How Si3 Helped a Client Reclaim Control of a Mission-Critical Operational System
When I was first engaged as a fractional CTO for a growing therapeutic services company, the expectation was fairly typical: evaluate systems, improve operational efficiency, help align technology decisions with business growth, and identify opportunities for modernization. At first glance, the organization did not appear to have a device engineering problem. It appeared to have a scaling problem.
But as I spent time studying the business, interviewing staff, reviewing workflows, and tracing operational bottlenecks through the organization, a pattern began to emerge. Many of the company’s biggest operational headaches traced back to a single point of failure: the most profitable product in their entire catalog.
The organization depended heavily on a fleet of therapeutic devices that failed constantly. Not catastrophic failures every day, but the kind of recurring reliability and maintenance problems that slowly bleed a business dry over time. Repairs were expensive. Shipping was expensive. Downtime was expensive. Customer frustration was expensive.
Worst of all, the company didn’t truly control the ecosystem surrounding the devices. Every significant repair had to flow back through the original manufacturer. Costs were high. Turnaround times were inconsistent. Millions of dollars in deployed equipment effectively locked the company into dependence on a vendor whose incentives were not aligned with the operational realities of the client.
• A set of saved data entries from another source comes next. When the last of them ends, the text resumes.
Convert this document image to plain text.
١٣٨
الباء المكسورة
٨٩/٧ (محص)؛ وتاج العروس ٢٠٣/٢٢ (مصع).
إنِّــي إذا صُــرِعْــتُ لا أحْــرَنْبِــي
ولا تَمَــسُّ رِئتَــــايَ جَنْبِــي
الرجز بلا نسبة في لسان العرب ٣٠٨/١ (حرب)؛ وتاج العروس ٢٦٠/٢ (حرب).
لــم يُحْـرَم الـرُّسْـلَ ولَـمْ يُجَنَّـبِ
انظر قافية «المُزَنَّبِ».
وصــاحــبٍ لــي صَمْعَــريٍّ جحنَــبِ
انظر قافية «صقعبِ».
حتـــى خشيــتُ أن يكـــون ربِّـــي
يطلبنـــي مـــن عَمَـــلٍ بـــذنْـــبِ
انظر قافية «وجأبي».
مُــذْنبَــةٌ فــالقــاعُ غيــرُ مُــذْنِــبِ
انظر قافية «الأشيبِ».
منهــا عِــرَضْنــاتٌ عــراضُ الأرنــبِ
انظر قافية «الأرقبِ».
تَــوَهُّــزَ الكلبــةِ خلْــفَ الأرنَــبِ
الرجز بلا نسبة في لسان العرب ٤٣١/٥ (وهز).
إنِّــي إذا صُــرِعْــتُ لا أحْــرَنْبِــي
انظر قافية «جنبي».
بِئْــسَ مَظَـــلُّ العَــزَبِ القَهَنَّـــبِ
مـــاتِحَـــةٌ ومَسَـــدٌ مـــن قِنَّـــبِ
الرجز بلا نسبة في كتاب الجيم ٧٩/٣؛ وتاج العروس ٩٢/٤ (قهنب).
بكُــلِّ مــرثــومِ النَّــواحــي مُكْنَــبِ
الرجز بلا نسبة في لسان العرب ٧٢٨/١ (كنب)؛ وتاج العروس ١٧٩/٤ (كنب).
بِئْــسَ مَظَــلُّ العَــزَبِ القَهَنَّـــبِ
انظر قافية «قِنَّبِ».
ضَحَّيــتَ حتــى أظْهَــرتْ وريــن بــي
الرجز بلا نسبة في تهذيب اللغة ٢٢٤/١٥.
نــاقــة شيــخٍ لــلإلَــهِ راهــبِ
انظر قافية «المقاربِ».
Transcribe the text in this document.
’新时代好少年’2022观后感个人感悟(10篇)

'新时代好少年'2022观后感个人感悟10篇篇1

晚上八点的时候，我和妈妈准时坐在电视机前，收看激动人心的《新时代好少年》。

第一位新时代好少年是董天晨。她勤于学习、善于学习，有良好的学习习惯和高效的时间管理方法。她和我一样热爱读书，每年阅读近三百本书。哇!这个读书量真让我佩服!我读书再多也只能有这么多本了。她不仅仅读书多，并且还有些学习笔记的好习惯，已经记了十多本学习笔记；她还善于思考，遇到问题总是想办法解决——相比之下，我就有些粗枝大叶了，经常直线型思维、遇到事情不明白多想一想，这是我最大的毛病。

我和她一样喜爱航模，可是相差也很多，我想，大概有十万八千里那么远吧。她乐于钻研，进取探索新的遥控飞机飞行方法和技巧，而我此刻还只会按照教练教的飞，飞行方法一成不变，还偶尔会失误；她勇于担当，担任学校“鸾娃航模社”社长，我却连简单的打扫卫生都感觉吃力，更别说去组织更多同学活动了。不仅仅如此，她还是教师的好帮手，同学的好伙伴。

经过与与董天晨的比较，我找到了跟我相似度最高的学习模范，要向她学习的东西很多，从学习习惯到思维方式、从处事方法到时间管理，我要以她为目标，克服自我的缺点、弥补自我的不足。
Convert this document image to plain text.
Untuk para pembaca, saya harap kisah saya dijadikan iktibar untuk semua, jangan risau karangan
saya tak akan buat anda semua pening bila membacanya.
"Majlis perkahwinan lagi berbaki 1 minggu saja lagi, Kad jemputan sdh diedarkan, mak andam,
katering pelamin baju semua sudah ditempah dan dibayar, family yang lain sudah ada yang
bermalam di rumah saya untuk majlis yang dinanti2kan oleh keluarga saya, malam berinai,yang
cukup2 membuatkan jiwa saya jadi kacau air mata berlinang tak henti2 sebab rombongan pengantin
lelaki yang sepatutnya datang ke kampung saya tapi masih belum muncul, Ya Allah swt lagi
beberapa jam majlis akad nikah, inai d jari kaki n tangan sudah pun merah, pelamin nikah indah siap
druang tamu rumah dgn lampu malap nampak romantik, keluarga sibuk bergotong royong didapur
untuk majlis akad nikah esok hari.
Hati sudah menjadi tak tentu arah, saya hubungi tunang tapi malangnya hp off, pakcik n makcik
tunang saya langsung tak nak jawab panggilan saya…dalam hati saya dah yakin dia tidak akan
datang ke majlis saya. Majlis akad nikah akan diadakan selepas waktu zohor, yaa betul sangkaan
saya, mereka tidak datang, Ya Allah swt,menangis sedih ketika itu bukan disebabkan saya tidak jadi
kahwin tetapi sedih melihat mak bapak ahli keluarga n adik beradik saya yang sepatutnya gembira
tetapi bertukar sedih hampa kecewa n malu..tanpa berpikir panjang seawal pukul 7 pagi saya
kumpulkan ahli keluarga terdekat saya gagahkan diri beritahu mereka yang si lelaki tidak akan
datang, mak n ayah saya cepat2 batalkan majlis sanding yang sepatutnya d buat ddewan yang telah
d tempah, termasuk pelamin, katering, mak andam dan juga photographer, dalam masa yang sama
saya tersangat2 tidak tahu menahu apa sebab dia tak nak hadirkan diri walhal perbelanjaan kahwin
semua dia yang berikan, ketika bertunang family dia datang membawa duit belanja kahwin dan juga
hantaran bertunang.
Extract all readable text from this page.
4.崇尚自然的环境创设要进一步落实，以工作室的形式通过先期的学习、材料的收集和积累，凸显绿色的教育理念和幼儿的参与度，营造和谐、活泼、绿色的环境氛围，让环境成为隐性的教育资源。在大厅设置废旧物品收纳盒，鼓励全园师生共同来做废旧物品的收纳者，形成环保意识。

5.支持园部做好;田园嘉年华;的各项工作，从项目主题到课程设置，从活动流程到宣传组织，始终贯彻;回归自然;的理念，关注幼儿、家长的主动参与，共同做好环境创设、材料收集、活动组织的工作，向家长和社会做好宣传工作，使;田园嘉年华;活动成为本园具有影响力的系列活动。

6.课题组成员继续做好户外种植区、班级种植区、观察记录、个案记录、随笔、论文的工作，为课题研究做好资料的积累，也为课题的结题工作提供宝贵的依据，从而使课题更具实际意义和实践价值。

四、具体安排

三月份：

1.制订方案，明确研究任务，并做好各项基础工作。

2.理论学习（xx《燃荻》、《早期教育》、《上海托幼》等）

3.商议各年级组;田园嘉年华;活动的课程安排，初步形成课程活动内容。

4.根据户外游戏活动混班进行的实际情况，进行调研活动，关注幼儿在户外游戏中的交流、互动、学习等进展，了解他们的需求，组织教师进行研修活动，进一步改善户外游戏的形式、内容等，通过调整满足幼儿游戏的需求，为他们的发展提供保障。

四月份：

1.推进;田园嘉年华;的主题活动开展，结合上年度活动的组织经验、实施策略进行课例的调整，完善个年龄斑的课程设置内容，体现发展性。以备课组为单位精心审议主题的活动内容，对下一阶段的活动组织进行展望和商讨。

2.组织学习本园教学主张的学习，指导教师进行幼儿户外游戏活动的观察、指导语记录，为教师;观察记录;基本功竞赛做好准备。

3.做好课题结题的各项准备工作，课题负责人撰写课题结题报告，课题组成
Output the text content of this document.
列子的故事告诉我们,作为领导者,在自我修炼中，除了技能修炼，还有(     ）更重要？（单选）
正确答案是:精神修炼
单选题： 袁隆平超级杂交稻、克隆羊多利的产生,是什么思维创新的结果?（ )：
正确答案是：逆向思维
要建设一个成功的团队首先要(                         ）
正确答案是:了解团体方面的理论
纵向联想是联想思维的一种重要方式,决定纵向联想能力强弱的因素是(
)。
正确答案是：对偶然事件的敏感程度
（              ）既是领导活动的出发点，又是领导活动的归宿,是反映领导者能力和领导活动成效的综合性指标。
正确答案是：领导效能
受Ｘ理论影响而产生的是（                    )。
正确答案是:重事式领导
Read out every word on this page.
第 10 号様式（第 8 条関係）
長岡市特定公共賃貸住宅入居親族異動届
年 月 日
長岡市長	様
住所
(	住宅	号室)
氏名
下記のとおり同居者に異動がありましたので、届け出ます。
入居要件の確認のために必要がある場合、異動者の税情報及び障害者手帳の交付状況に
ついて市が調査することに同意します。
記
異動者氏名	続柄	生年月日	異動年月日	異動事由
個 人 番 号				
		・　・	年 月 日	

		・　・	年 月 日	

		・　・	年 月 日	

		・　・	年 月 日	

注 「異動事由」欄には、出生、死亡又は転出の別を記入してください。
The business had unknowingly become trapped inside its own infrastructure. That realization changed the nature of the engagement entirely. What started as a fractional CTO role evolved into a systems-engineering and operational transformation initiative. And that required going far deeper than software.
I converted a room in my home into a functional engineering laboratory focused on reverse engineering, component analysis, reliability testing, and rapid iterative prototyping.
Tables disappeared under wiring harnesses, pumps, fittings, motors, tubing samples, oscilloscopes, soldering stations, firmware test rigs, and prototype assemblies. Some nights involved firmware debugging until two in the morning. Other days involved acoustic testing, thermal testing, component sourcing, or failure-mode analysis.
There were moments where the work became almost absurdly granular. At one point, I spent significant time evaluating solder characteristics for gaps barely visible to the eye. At another point, I narrowed dozens of motor candidates down to nine finalists and physically tested each one to identify the right operational profile for the system. The final motor selection became one of the defining moments of the project.
The chosen motor was nearly silent during operation and carried an estimated lifespan of 20,000 operational hours. Comparable systems in the market reportedly averaged closer to 1,000 hours before major failure events, and excessive operational noise had become one of the most common customer complaints.
That wasn’t just a hardware improvement. It was an operational improvement. That distinction matters.
One of the biggest lessons reinforced during this engagement was that successful systems engineering is rarely about making a device merely “work.” Most products can be made functional. What matters is understanding the operational ecosystem surrounding the technology.
The acoustics matter because users interact with the sound every day. The maintainability matters because technicians inherit the repair burden. The firmware architecture matters because iteration speed affects future adaptability. The UI matters because friction compounds over thousands of interactions.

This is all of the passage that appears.